Buna karşılık, solucanlar toprağın gözenekliliğindeki artışı, havalanmasını, organik maddenin homojenleşmesini ve besin maddelerinin daha fazla bulunabilirliğini destekler.
Nem bakımı
Akıntıya ve besin maddelerinin yıkanmasına neden olmamak için toprak yüzeyinde aşırı sulanma ve su birikmesinden kaçınılmalıdır. Ek olarak, toprağın suya doygunluğu mevcut oksijenin yerini alır ve bitkilerin kökleri dahil aerobik biyotayı boğar.
Suyun zeminde birikmesini önlemek için, fazla yağmur suyunu daha sonra kullanmak üzere depolama alanlarında veya lavabolarda yoğunlaştıran kanallardan (kaplamalı veya plastik borulardan yapılmış) boşaltılmalıdır. Çukurlar genellikle bir eğimin sonunda zemine kazılan su geçirmez variller veya deliklerdir.
Damla sulama, ekilen her bitkinin tabanına doğrudan su damlalarını dağıtan bir sistemin kurulması sayesinde su kullanımının optimize edilmesini sağlar.

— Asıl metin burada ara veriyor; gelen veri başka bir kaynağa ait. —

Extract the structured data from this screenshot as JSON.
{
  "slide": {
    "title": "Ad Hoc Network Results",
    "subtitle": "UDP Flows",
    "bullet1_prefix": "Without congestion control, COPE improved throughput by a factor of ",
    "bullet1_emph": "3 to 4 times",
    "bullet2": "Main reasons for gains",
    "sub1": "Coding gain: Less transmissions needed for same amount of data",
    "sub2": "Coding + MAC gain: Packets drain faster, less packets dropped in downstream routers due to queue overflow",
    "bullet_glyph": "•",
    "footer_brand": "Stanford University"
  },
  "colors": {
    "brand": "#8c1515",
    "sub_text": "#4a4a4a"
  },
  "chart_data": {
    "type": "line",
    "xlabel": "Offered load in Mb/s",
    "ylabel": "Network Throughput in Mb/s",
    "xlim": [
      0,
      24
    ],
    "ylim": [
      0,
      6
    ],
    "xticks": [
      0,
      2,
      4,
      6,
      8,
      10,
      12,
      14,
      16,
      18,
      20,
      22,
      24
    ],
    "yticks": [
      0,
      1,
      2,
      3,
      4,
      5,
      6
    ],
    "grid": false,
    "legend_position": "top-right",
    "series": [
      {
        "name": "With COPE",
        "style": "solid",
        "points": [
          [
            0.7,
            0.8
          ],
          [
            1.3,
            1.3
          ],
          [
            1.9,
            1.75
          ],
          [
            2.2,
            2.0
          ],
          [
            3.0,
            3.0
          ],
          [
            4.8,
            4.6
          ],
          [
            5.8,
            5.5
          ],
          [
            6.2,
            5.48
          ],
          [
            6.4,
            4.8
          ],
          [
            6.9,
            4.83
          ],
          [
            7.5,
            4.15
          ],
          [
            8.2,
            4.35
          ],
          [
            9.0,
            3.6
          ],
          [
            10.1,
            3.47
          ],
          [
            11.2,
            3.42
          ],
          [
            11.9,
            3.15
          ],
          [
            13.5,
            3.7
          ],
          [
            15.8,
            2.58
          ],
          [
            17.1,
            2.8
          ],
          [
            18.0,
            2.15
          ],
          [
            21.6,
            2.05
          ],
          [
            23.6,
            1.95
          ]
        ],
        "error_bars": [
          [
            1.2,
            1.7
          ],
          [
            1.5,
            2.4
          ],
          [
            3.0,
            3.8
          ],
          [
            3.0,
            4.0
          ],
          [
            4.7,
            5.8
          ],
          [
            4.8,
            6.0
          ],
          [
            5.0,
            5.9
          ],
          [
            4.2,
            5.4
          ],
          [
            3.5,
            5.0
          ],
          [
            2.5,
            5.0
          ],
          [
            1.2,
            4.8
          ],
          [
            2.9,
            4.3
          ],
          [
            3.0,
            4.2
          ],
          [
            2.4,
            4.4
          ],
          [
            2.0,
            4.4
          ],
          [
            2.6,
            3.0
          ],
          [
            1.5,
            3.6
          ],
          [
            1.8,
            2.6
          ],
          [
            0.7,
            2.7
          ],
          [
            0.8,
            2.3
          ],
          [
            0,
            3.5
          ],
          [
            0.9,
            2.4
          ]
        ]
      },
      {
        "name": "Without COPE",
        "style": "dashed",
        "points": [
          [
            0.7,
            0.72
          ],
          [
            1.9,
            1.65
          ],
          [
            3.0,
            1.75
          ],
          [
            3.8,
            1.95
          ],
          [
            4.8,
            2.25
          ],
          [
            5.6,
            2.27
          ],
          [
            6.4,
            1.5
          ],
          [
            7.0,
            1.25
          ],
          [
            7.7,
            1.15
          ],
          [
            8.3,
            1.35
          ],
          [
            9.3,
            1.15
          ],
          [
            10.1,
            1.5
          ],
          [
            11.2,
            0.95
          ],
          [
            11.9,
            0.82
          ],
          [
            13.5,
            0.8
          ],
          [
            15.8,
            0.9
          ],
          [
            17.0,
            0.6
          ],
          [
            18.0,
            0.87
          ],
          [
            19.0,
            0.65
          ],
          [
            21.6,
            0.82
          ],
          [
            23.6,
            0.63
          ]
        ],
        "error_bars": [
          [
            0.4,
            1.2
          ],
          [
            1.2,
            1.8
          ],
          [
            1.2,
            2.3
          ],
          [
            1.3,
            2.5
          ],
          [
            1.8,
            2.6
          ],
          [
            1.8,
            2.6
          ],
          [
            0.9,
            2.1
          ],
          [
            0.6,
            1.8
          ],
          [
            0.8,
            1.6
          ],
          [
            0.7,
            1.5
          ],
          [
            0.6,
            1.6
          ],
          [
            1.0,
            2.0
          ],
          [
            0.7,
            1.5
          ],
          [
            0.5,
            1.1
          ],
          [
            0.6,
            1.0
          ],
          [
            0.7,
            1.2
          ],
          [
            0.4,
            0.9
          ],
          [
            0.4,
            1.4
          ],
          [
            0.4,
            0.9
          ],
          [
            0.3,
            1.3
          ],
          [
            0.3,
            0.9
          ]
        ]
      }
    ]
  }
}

Açık ve düz alanlarda toprak erozyonunu önlemek için, kuvvetli rüzgarların sürekli geçişi nedeniyle, geçişini engelleyen veya azaltan yoğun yapraklı ağaç ve çalı bariyerleri ekilebilir.
Toprağı derin katmanlarında rahatsız etmekten kaçının
Eski haline getirmek veya korumak istiyorsanız toprağı kazmamalısınız. Toprağın iç katmanlarını bozmadan humus oluşumunu destekleyecek şekilde organik madde katmanları yüzeyine belli bir sıklıkta uygulanmalıdır.
Yerli türlerin ekimi
Yerin otokton bitkileri (yerli), her yükseklik tabakasında, yani otlar, çalılar ve ağaçlarda yetişen ekilmelidir. Bu sayede toprağın üst tabakası aşındırıcı etkenlerden daha iyi korunur, köklerin büyümesi sayesinde yapısını güçlendirir.
Ayrıca bitki, toprak biyotasının varlığı için gerekli olan fizikokimyasal koşulların (nemin, sıcaklığın, pH'ın tutulması gibi) oluşmasına yardımcı olan humus oluştururken ayrışırken toprak yüzeyinde biriken kalıntılar.
Azot bağlayıcı mikroorganizmalarla simbiyotik ilişkisi olan bitki türleri özellikle toprak için faydalıdır. Sıkıştırılmış topraklarda, başlangıçta kökleri içindeki toprağı parçalayan otlar ekilmelidir.
Teraslarda ekim
Dik eğimli topraklarda bitkilerin dikildiği basamaklı teraslar inşa edilmesinde fayda vardır. Bu sayede toprağın yüzey akışıyla yıkanması, süpürülerek erozyonu ve besin maddesi kaybı önlenmiş olur.
Kapalı fidelerin korunması
Büyüyen bitkileri ve toprak yüzeyini korumak için, kırılmış bitki ve odun artıklarıyla birlikte organik yapıda bir malç veya "malç" yerleştirilmelidir. Örneğin, bu amaçla saman kullanılabilir.
Referanslar
- Sürdürülebilir Toprak Sistemlerine Biyolojik Yaklaşımlar. N. Uphoff, AS Ball, E. Fernandes, H. Herron, O. Husson, M. Laing, C. Palm, J. Pretty, P. Sanchez, N. Sanginga ve J. Thies tarafından düzenlenmiştir. Boca Raton, Fl, ABD: CRC Press (2006), s. 764. ISBN 10-1-57444-583-9
- Chesworth, W. ve Chesworth, W. (2007). Toprak Bilimi Ansiklopedisi. Springer. s. 860.
- Honorato, R. (2000). Edafoloji Kılavuzu. Dördüncü baskı. Alfa Omega. s 267.
- Mitchell, JK ve Soga, K. (2005). Zemin Davranışının Temelleri. Üçüncü baskı. Wiley. s. 592.
- Schauberger, V. ve Coats, C. (2001). Bereketli Dünya: Tarımda, Toprak Gübrelemesinde ve Ormancılıkta Doğanın Enerjileri. Eko-Teknoloji Serisi, Cilt 3. Ağ Geçidi. s. 212.